Clarithromycin has been used for the therapy of M avium complex infections, usually in combination with other medications (eg, rifabutin and ethambutol), and can be given daily (500 mg twice daily) or three times weekly (1000 mg) as intermittent therapy. Oral clarithromycin (500 mg twice daily for 6 months), in combination with other agents, is effective therapy for disseminated M chelonei infections. Clarithromycin is part of first-line treatment of H pylori infections as part of bismuth quadruple therapy or concomitant therapy consisting of a proton pump inhibitor, clarithromycin, amoxicillin, and metronidazole.

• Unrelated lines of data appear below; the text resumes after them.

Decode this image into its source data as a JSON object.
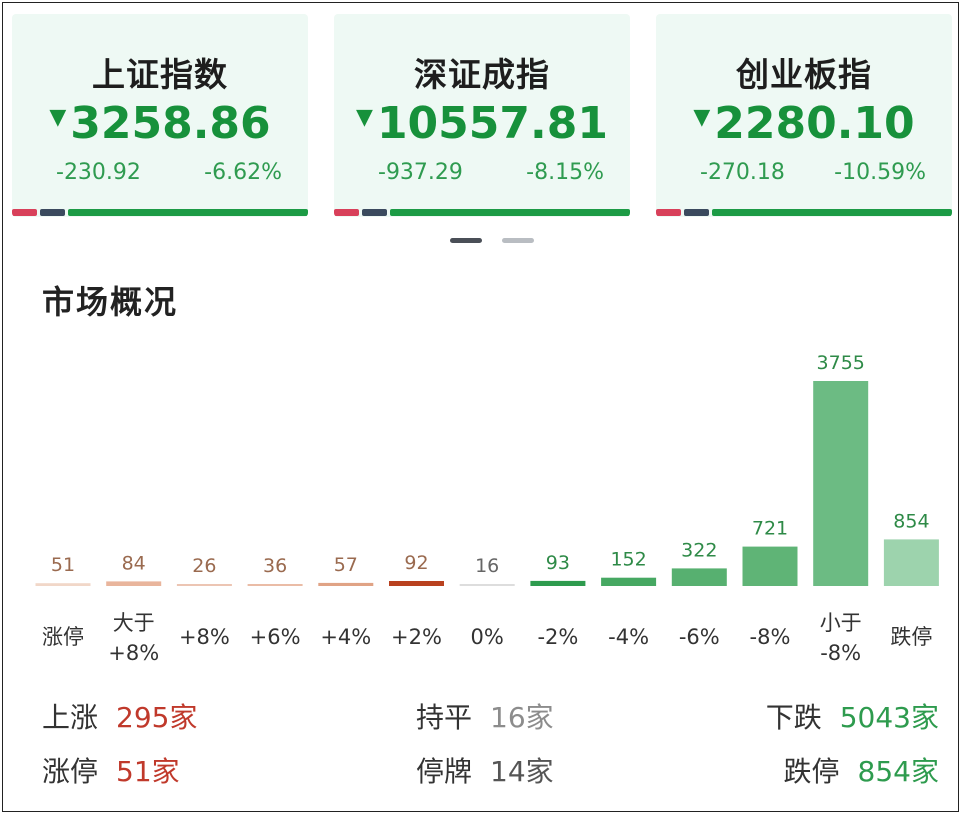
{
  "indices": [
    {
      "name": "上证指数",
      "arrow": "▼",
      "price": "3258.86",
      "change": "-230.92",
      "pct": "-6.62%"
    },
    {
      "name": "深证成指",
      "arrow": "▼",
      "price": "10557.81",
      "change": "-937.29",
      "pct": "-8.15%"
    },
    {
      "name": "创业板指",
      "arrow": "▼",
      "price": "2280.10",
      "change": "-270.18",
      "pct": "-10.59%"
    }
  ],
  "section_title": "市场概况",
  "colors": {
    "up": "#c0392b",
    "down": "#2e9b4e",
    "flat": "#8c8c8c",
    "accent_green": "#17913b",
    "card_bg": "#eef9f4"
  },
  "chart_data": {
    "type": "bar",
    "categories": [
      "涨停",
      "大于\n+8%",
      "+8%",
      "+6%",
      "+4%",
      "+2%",
      "0%",
      "-2%",
      "-4%",
      "-6%",
      "-8%",
      "小于\n-8%",
      "跌停"
    ],
    "values": [
      51,
      84,
      26,
      36,
      57,
      92,
      16,
      93,
      152,
      322,
      721,
      3755,
      854
    ],
    "bar_colors": [
      "#f1d7c8",
      "#e9b59c",
      "#ecc5b3",
      "#eabca6",
      "#e0a385",
      "#b9411f",
      "#dddddd",
      "#2e9b4e",
      "#46a862",
      "#57b070",
      "#5fb476",
      "#6cbb83",
      "#9dd3ad"
    ],
    "label_colors": [
      "#9a6a4f",
      "#9a6a4f",
      "#9a6a4f",
      "#9a6a4f",
      "#9a6a4f",
      "#9a6a4f",
      "#666666",
      "#2e8a47",
      "#2e8a47",
      "#2e8a47",
      "#2e8a47",
      "#2e8a47",
      "#2e8a47"
    ],
    "ylim": [
      0,
      3755
    ],
    "title": "",
    "xlabel": "",
    "ylabel": ""
  },
  "summary": {
    "up": {
      "label": "上涨",
      "value": "295家"
    },
    "limit_up": {
      "label": "涨停",
      "value": "51家"
    },
    "flat": {
      "label": "持平",
      "value": "16家"
    },
    "suspended": {
      "label": "停牌",
      "value": "14家"
    },
    "down": {
      "label": "下跌",
      "value": "5043家"
    },
    "limit_down": {
      "label": "跌停",
      "value": "854家"
    }
  }
}
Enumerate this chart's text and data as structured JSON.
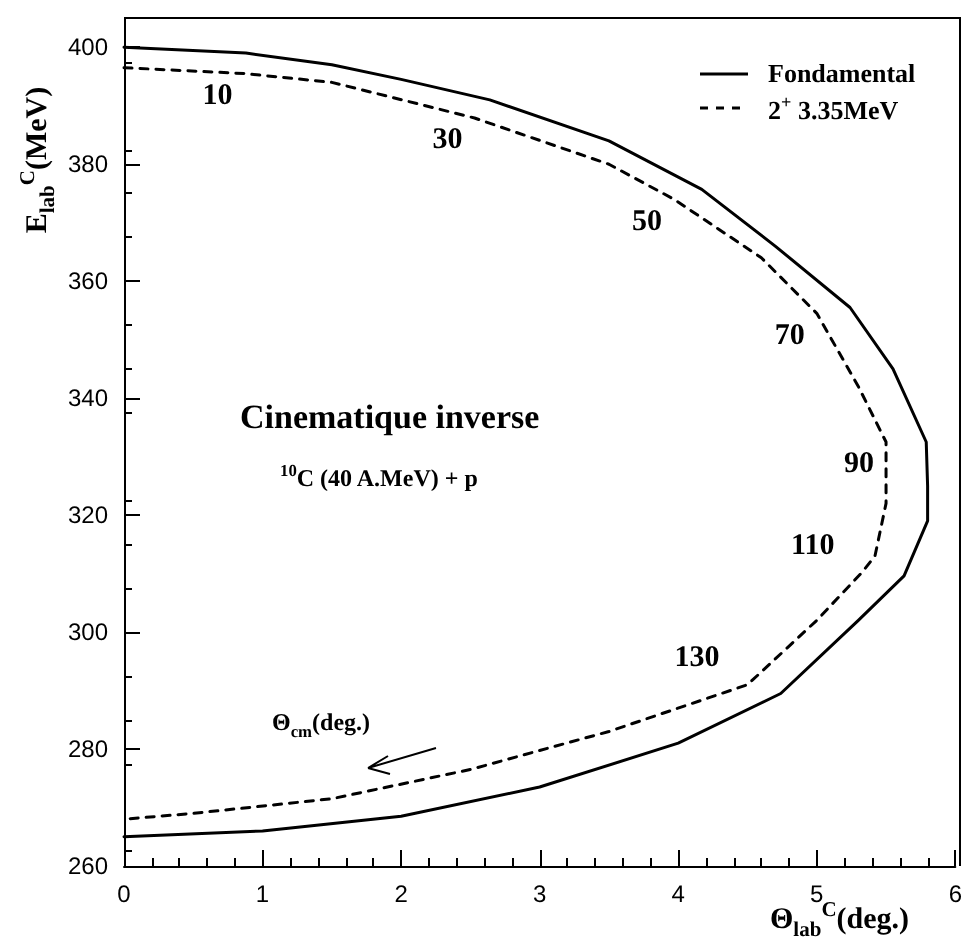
{
  "chart_data": {
    "type": "line",
    "xlabel": "Θ$_{lab}$$^{C}$(deg.)",
    "ylabel": "E$_{lab}$$^{C}$(MeV)",
    "xlim": [
      0,
      6
    ],
    "xticks": [
      0,
      1,
      2,
      3,
      4,
      5,
      6
    ],
    "ylim": [
      260,
      405
    ],
    "yticks": [
      260,
      280,
      300,
      320,
      340,
      360,
      380,
      400
    ],
    "grid": false,
    "legend": "top right",
    "marker": "none",
    "series": [
      {
        "name": "Fondamental",
        "color": "#000000",
        "line_style": "solid",
        "x": [
          0,
          0.88,
          1.5,
          2.0,
          2.64,
          3.5,
          4.17,
          4.7,
          5.24,
          5.55,
          5.79,
          5.8,
          5.8,
          5.63,
          5.3,
          4.74,
          4.0,
          3.0,
          2.0,
          1.0,
          0
        ],
        "values": [
          400,
          399,
          397,
          394.5,
          391,
          384,
          375.7,
          366,
          355.5,
          345,
          332.5,
          325,
          319,
          309.6,
          302,
          289.5,
          281,
          273.5,
          268.5,
          266,
          265
        ]
      },
      {
        "name": "2$^{+}$ 3.35MeV",
        "color": "#000000",
        "line_style": "dashed",
        "x": [
          0,
          0.87,
          1.5,
          2.53,
          3.5,
          3.97,
          4.6,
          5.0,
          5.3,
          5.5,
          5.5,
          5.42,
          5.33,
          5.0,
          4.5,
          3.5,
          2.5,
          1.5,
          0.5,
          0
        ],
        "values": [
          396.5,
          395.5,
          394,
          387.9,
          380,
          374,
          364,
          354.5,
          342,
          332.5,
          322,
          313,
          310.3,
          302,
          291,
          283,
          276.5,
          271.5,
          269,
          268
        ]
      }
    ],
    "annotations": [
      "Cinematique inverse",
      "$^{10}$C (40 A.MeV) + p",
      "Θ$_{cm}$(deg.)",
      {
        "text": "10",
        "x": 0.87,
        "y": 395.5
      },
      {
        "text": "30",
        "x": 2.53,
        "y": 387.9
      },
      {
        "text": "50",
        "x": 3.97,
        "y": 374
      },
      {
        "text": "70",
        "x": 5.0,
        "y": 354.5
      },
      {
        "text": "90",
        "x": 5.5,
        "y": 332.5
      },
      {
        "text": "110",
        "x": 5.33,
        "y": 310.3
      },
      {
        "text": "130",
        "x": 4.5,
        "y": 291
      }
    ]
  }
}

Adverse effects of azithromycin and clarithromycin are similar to those of erythromycin, but upper gastrointestinal upset, the major side effect, occurs less often with the azalides. Hepatic enzyme elevations and reversible cochlear toxicity have been reported. Clarithromycin is similar to erythromycin in its inhibition of the cytochrome P450 system. Drug interactions between clarithromycin and calcium channel blockers as well as between clarithromycin and statins are associated with increased 30-day risk of hospitalization with acute kidney injury. Azithromycin is associated with minimal to no drug interactions. Macrolides prolong QT in patients at risk (eg, patients receiving concomitant agents known to prolong QT, history of prolonged QT). The FDA has warned against using clarithromycin in patients with heart disease based on increased cardiac-related adverse events or mortality.